Tuesday, April 8, 2008

Cloth Napkins

Let's talk about what Americans call cloth napkins, but every other English speaker refers to as "cloth serviettes".
My first motivation for switching to cloth serviettes was not entirely environmentally motivated. I had a problem with my then-two-year-old son using WAY too many paper napkins at meal times. He would also wad them up or shred them and the pieces would be all over the place.
I already had about 8 dark blue cloth napkins, made from soft cotton. They are hemmed on two sides and the remaining sides are kind of unraveled, like a pair of cut-off blue jean shorts.
After we started using them, I found that I preferred the softness and durability of cloth serviettes to paper. For one thing, you can get a lot of mileage out of a cloth napkin before you have to wash it. Paper napkins? You can really only use those once before they start falling apart or getting really nasty looking. And cloth napkins weren't as intimidating to use as I had pictured in my mind.
I guess I equated cloth napkins with extreme fanciness, like a nice restaurant or Christmas dinner. You CAN make it fancy and fold the napkins origami-style, but ours are just folded into squares and pilled in the middle of the table. Do I iron them? Never. Do I care if they get stained? Not at all.

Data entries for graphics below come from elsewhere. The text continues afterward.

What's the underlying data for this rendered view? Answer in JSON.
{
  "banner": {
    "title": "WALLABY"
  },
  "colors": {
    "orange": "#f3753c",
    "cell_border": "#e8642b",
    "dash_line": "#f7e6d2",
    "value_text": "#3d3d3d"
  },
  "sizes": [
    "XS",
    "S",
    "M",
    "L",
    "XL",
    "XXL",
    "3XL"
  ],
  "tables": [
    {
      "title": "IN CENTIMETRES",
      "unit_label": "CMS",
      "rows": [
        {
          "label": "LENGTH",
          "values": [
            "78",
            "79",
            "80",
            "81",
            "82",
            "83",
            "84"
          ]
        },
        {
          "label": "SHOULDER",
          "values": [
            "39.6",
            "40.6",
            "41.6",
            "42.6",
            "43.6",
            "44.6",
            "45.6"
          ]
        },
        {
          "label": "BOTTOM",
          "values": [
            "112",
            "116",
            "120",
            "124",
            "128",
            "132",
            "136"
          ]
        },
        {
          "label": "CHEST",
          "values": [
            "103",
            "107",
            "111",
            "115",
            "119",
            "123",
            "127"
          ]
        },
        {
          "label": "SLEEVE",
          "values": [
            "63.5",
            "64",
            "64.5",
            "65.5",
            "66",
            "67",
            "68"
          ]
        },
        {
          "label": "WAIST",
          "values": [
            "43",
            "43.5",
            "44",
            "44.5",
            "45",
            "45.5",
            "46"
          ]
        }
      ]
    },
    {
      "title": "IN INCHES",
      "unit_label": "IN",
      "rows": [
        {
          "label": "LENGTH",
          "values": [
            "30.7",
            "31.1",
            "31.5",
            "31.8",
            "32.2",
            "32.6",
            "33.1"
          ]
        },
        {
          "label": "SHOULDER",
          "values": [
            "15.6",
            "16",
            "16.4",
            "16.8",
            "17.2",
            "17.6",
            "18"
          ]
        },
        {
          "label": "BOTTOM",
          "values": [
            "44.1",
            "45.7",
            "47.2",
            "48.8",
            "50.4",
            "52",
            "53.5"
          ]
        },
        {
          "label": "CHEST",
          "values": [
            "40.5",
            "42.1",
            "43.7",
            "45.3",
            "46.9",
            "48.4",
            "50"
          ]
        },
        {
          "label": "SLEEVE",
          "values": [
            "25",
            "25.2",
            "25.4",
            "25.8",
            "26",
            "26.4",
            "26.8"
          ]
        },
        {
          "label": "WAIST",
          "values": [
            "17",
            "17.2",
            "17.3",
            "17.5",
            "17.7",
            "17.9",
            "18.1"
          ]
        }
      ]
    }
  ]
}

I started to get a very casual attitude about my cloth serviettes. This led me to look around and see what else I could replace with cloth.

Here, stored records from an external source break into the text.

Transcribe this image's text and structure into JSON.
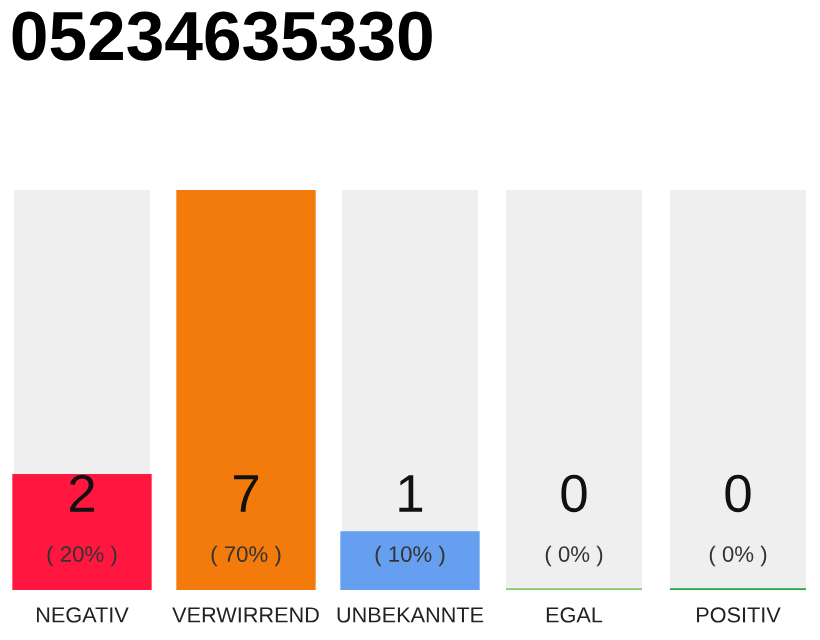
{
  "chart_data": {
    "type": "bar",
    "title": "05234635330",
    "categories": [
      "NEGATIV",
      "VERWIRREND",
      "UNBEKANNTE",
      "EGAL",
      "POSITIV"
    ],
    "values": [
      2,
      7,
      1,
      0,
      0
    ],
    "colors": [
      "#ff1740",
      "#f27b0c",
      "#679ff0",
      "#7dcc68",
      "#22a846"
    ],
    "data_labels": true,
    "annotations": [
      "( 20% )",
      "( 70% )",
      "( 10% )",
      "( 0% )",
      "( 0% )"
    ]
  }
}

I came up with a solution for paper towel usage: I cut up some old white cotton undershirts and folded the resulting rags in a pile on the counter. Most of the pieces were cut into something resembling rectangles, but some of them cannot be geometrically defined. None of them are hemmed. Are the still capable of "wiping up stuff"? Definitely!
I also re-purposed a pair of holey flannel p.j. pants into some multi-purpose rags.

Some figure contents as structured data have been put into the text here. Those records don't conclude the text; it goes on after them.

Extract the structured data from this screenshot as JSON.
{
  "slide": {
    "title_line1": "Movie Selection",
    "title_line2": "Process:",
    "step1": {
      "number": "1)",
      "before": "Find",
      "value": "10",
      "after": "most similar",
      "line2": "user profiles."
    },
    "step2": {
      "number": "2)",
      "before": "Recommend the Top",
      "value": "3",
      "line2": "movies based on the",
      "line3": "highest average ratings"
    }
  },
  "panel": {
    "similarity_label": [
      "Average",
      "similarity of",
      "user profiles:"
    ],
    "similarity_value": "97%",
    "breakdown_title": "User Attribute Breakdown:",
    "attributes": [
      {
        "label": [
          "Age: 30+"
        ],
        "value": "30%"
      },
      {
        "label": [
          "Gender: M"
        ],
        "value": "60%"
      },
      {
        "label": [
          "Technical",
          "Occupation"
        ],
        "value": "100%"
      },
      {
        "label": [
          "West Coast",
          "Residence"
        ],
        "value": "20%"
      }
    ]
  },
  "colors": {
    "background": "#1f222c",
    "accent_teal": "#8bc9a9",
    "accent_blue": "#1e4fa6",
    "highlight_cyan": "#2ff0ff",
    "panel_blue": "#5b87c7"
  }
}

I can't sew. There, now you know. But if YOU can sew, even just a straight line, you can easily make your own cloth serviettes. You can even make them look cutesy, unlike my t-shirt rags. But the beauty is that you really can use any kind of cotton scraps (think old pj pants, curtains or pillow cases that are past their prime) and avoid purchasing NEW fabric from the hobby store.
If cloth napkins aren't pro-active enough for you, check out No Impact Man for more inspiration. He has sworn off even toilet paper for one year! I have no tips about that.